Zu guter Letzt muss die Eidgenössische Finanzmarktaufsicht schärfere Mittel erhalten, um durchgreifen zu können. Es kann nicht sein, dass sie selbst dann keine Bussen verhängen darf, wenn sie grobe Missstände aufdeckt. Im Gegenteil sollte sie nicht nur gegen einzelne Personen Bussen aussprechen können, sondern auch gegen fehlbare Unternehmen.
All dies würde dazu beitragen, die Banken von hochspekulativen Geschäften abzubringen und auf ihren ursprünglichen Sinn und Zweck zurückzuführen, nämlich Menschen und Unternehmen mit Krediten zu versorgen, ihre Vermögen zu verwalten, sie in allen finanziellen Belangen zu beraten und den Zahlungsverkehr sicherzustellen – durchaus noble und für eine Volkswirtschaft wichtige Aufgaben. Das Leben auf Kosten der Allgemeinheit gehört nicht dazu.

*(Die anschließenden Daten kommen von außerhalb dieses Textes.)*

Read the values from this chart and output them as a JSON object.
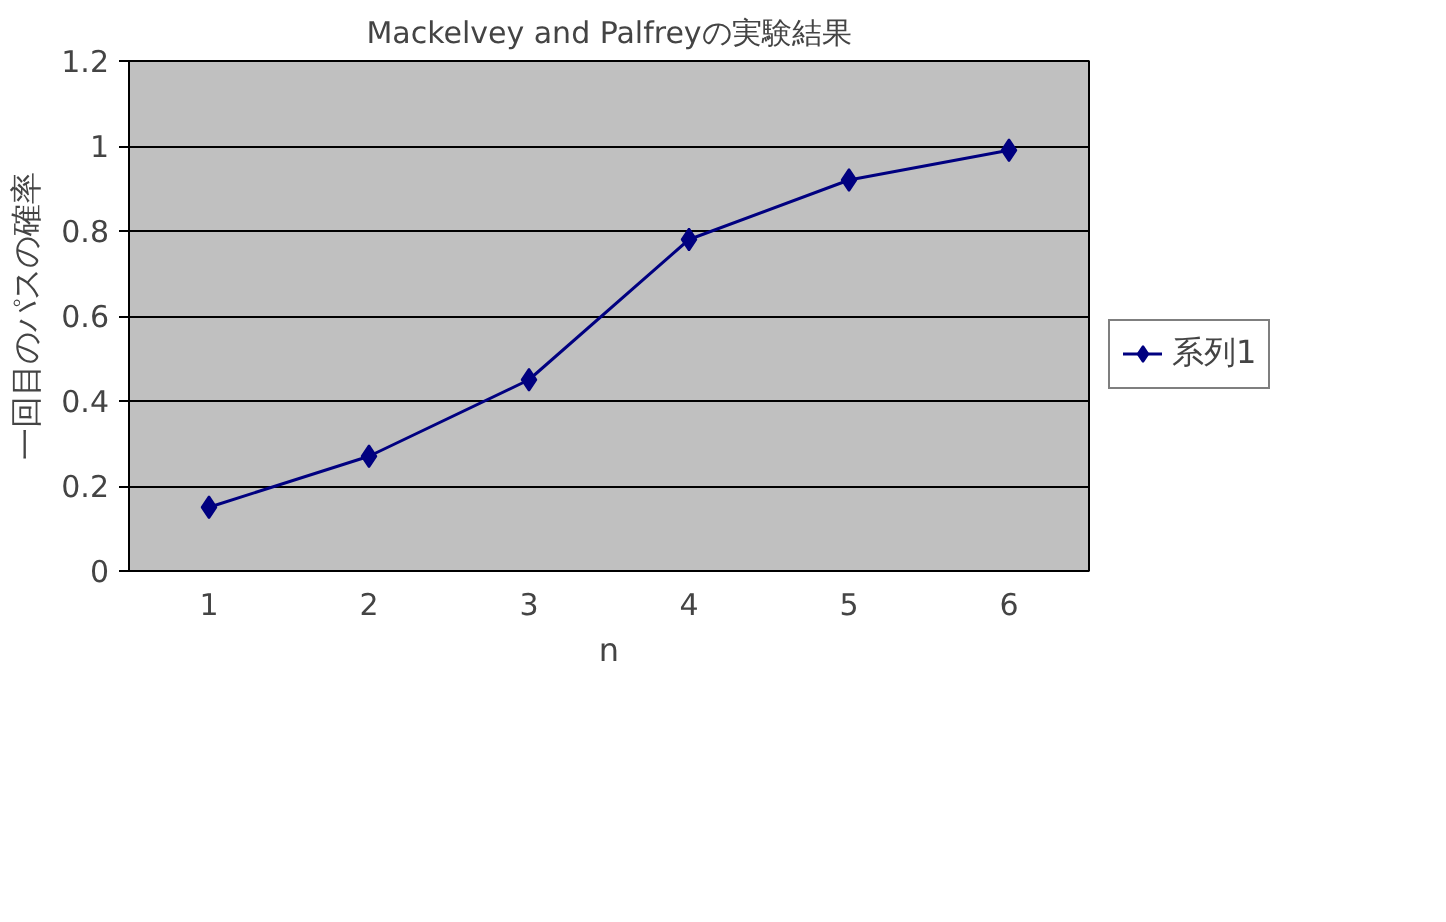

In einer ursprünglichen Version hatte es geheissen, Aktionäre und Management systemrelevanter Banken wie UBS, Credit Suisse und Raiffeisen profitierten in Form üppiger Dividenden und Boni von einer unfairen Bevorzugung und Subventionierung. Raiffeisen hat jedoch keine Aktionäre, sondern Genossenschafter, und zahlt keine Dividenden. Der entsprechende Passus wurde korrigiert.